I'd suggest -mapcs-26+32 ;-)  (if it turns out that we really need 
anything at all.

> In GCC 2.95.2, -mapcs-32 affects the following:
> 
>  - Whether thumb interworking is possible (arm.c:362)
>  - What kind of CPUs can be selected. (arm.c:376)
>  + Function return conventions (arm.c:5372)
>  + Preservation of PSR over calls (arm.c:6440)
>  * Setting of MASK_RETURN_ADDR
> 
> Now, the first two should probably be made fairly relaxed for the new
> mode.  The next two should follow -mapcs-32, and the last one is
> interesting.  MASK_RETURN_ADDR needs to be an rtx that is used to mask off
> the PSR bits from return addresses, and hence needs to generate code to
> check the processor mode at runtime.  The recommeded way to do this is:
> 
>         TEQ     R0, R0          ; sets Z (can be omitted if not in User mode)
>         TEQ     PC, PC          ; EQ if in a 32-bit mode, NE if 26-bit

I'm missing something here.  What does the first instruction give us?
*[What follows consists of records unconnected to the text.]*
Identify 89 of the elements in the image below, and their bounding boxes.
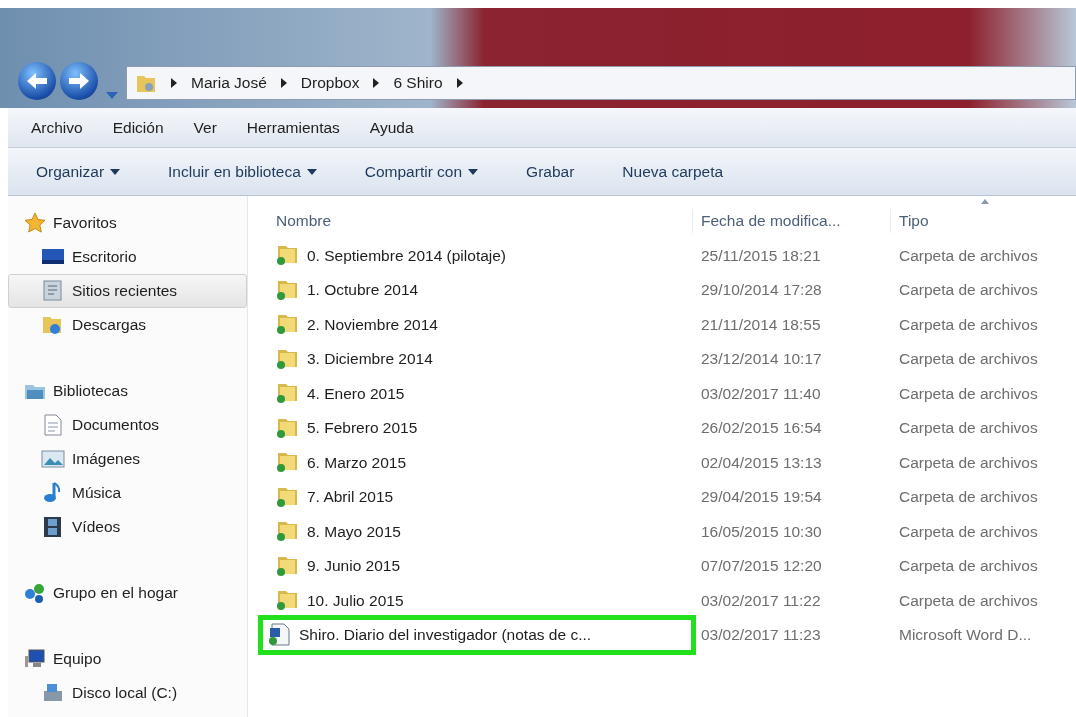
- word-document-icon: [268, 622, 292, 647]
- date-cell-text: 03/02/2017 11:23: [700, 625, 822, 646]
- sidebar-item[interactable]: Bibliotecas: [8, 374, 247, 408]
- file-name[interactable]: 4. Enero 2015: [276, 381, 692, 406]
- breadcrumb-item[interactable]: Dropbox: [300, 71, 360, 95]
- toolbar-button[interactable]: Compartir con: [358, 158, 485, 185]
- date-cell-text: 07/07/2015 12:20: [700, 556, 823, 577]
- type-cell-text: Carpeta de archivos: [898, 418, 1038, 439]
- type-cell-text: Carpeta de archivos: [898, 280, 1038, 301]
- file-name[interactable]: Shiro. Diario del investigador (notas de c...: [262, 618, 692, 651]
- folder-icon: [276, 312, 300, 337]
- folder-icon: [276, 588, 300, 613]
- toolbar-button[interactable]: Grabar: [520, 158, 581, 185]
- type-cell-text: Carpeta de archivos: [898, 452, 1038, 473]
- date-cell-text: 25/11/2015 18:21: [700, 245, 822, 266]
- date-cell-text: 26/02/2015 16:54: [700, 418, 823, 439]
- folder-icon: [276, 243, 300, 268]
- folder-icon: [276, 519, 300, 544]
- date-cell-text: 29/04/2015 19:54: [700, 487, 823, 508]
- date-cell-text: 23/12/2014 10:17: [700, 349, 823, 370]
- type-cell-text: Carpeta de archivos: [898, 314, 1038, 335]
- sidebar-item[interactable]: Descargas: [8, 308, 247, 342]
- file-name[interactable]: 5. Febrero 2015: [276, 415, 692, 440]
- address-bar[interactable]: Maria José Dropbox 6 Shiro: [126, 66, 1076, 100]
- sidebar-item[interactable]: Escritorio: [8, 240, 247, 274]
- sidebar-item[interactable]: Documentos: [8, 408, 247, 442]
- file-name[interactable]: 1. Octubre 2014: [276, 277, 692, 302]
- column-header[interactable]: Fecha de modifica...: [692, 209, 890, 233]
- network-icon: [24, 582, 46, 604]
- type-cell-text: Carpeta de archivos: [898, 383, 1038, 404]
- date-cell-text: 03/02/2017 11:40: [700, 383, 822, 404]
- chevron-icon[interactable]: [456, 78, 463, 88]
- file-name[interactable]: 9. Junio 2015: [276, 553, 692, 578]
- file-name[interactable]: 6. Marzo 2015: [276, 450, 692, 475]
- folder-icon: [276, 381, 300, 406]
- folder-icon: [276, 450, 300, 475]
- sidebar-item[interactable]: Favoritos: [8, 206, 247, 240]
- file-name[interactable]: 7. Abril 2015: [276, 484, 692, 509]
- star-icon: [24, 212, 46, 234]
- sidebar-item[interactable]: Disco local (C:): [8, 676, 247, 710]
- document-icon: [41, 413, 65, 437]
- menu-item[interactable]: Herramientas: [246, 115, 340, 140]
- chevron-icon[interactable]: [373, 78, 380, 88]
- right-arrow-icon: [68, 72, 90, 90]
- menu-item[interactable]: Edición: [112, 115, 164, 140]
- type-cell-text: Carpeta de archivos: [898, 590, 1038, 611]
- forward-button[interactable]: [60, 62, 98, 100]
- chevron-icon[interactable]: [280, 78, 287, 88]
- breadcrumb-item[interactable]: 6 Shiro: [393, 71, 443, 95]
- type-cell-text: Carpeta de archivos: [898, 487, 1038, 508]
- type-cell-text: Carpeta de archivos: [898, 556, 1038, 577]
- back-button[interactable]: [18, 62, 56, 100]
- caret-icon: [468, 168, 479, 175]
- breadcrumb-item[interactable]: Maria José: [191, 71, 267, 95]
- sidebar-item[interactable]: Grupo en el hogar: [8, 576, 247, 610]
- computer-icon: [24, 648, 46, 670]
- file-name[interactable]: 10. Julio 2015: [276, 588, 692, 613]
- sidebar-item[interactable]: Imágenes: [8, 442, 247, 476]
- type-cell-text: Carpeta de archivos: [898, 349, 1038, 370]
- file-name[interactable]: 2. Noviembre 2014: [276, 312, 692, 337]
- sort-indicator-icon: [981, 199, 989, 205]
- file-name[interactable]: 0. Septiembre 2014 (pilotaje): [276, 243, 692, 268]
- date-cell-text: 16/05/2015 10:30: [700, 521, 823, 542]
- toolbar-button[interactable]: Incluir en biblioteca: [162, 158, 323, 185]
- column-header[interactable]: Tipo: [890, 209, 929, 233]
- type-cell-text: Carpeta de archivos: [898, 521, 1038, 542]
- type-cell-text: Carpeta de archivos: [898, 245, 1038, 266]
- image-icon: [41, 447, 65, 471]
- date-cell-text: 02/04/2015 13:13: [700, 452, 823, 473]
- caret-icon: [110, 168, 121, 175]
- toolbar-button[interactable]: Nueva carpeta: [616, 158, 730, 185]
- sidebar-item[interactable]: Vídeos: [8, 510, 247, 544]
- chevron-icon[interactable]: [171, 78, 177, 88]
- type-cell-text: Microsoft Word D...: [898, 625, 1032, 646]
- menu-item[interactable]: Ver: [193, 115, 217, 140]
- sidebar-item[interactable]: Equipo: [8, 642, 247, 676]
- date-cell-text: 03/02/2017 11:22: [700, 590, 822, 611]
- left-arrow-icon: [26, 72, 48, 90]
- date-cell-text: 21/11/2014 18:55: [700, 314, 822, 335]
- file-name[interactable]: 8. Mayo 2015: [276, 519, 692, 544]
- date-cell-text: 29/10/2014 17:28: [700, 280, 823, 301]
- toolbar-button[interactable]: Organizar: [30, 158, 127, 185]
- column-header[interactable]: Nombre: [268, 209, 692, 233]
- caret-icon: [306, 168, 317, 175]
- menu-item[interactable]: Archivo: [31, 115, 83, 140]
- menu-item[interactable]: Ayuda: [369, 115, 414, 140]
- file-name[interactable]: 3. Diciembre 2014: [276, 346, 692, 371]
- sidebar-item[interactable]: Sitios recientes: [8, 274, 247, 308]
- sidebar-item[interactable]: Música: [8, 476, 247, 510]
As for making this dynamic, that isn't too hard, we just need to make 
MASK_RETURN_ADDR into a sequence of instructions that returns a value, 
rather than a static constant as it currently is.  This macro is only used 
when throwing exceptions, so it isn't a major overhead.

> A final thing that needs to be considered is that arm26 requires sections
> to be aligned on 32k boundaries, so the linker will have to be set up to
> arrange this.

This will of course have a cost for arm32 people in that it will make 
their binaries bigger.  There may also have to be some work done in the 
kernel to force it to load such images on well-aligned pages, but I don't 
think it will affect the mapping algorithms, arm32 kernels can still map 
4k pages at a time.

A trick that was done in the RISX iX world was to merge the last (partial) 
text page with the first data page, mapping the entire page read-write; 
this meant that for many small programs, the image could be kept to just 
32K.  I've no idea whether we can (or already do) play a similar trick on 
NetBSD.

R.

PS.  Not relevant to this discussion, but we should probably be thinking 
about a common dev/podulebus in the kernel source area.  There are one or 
two podules that run equally well on both architectures.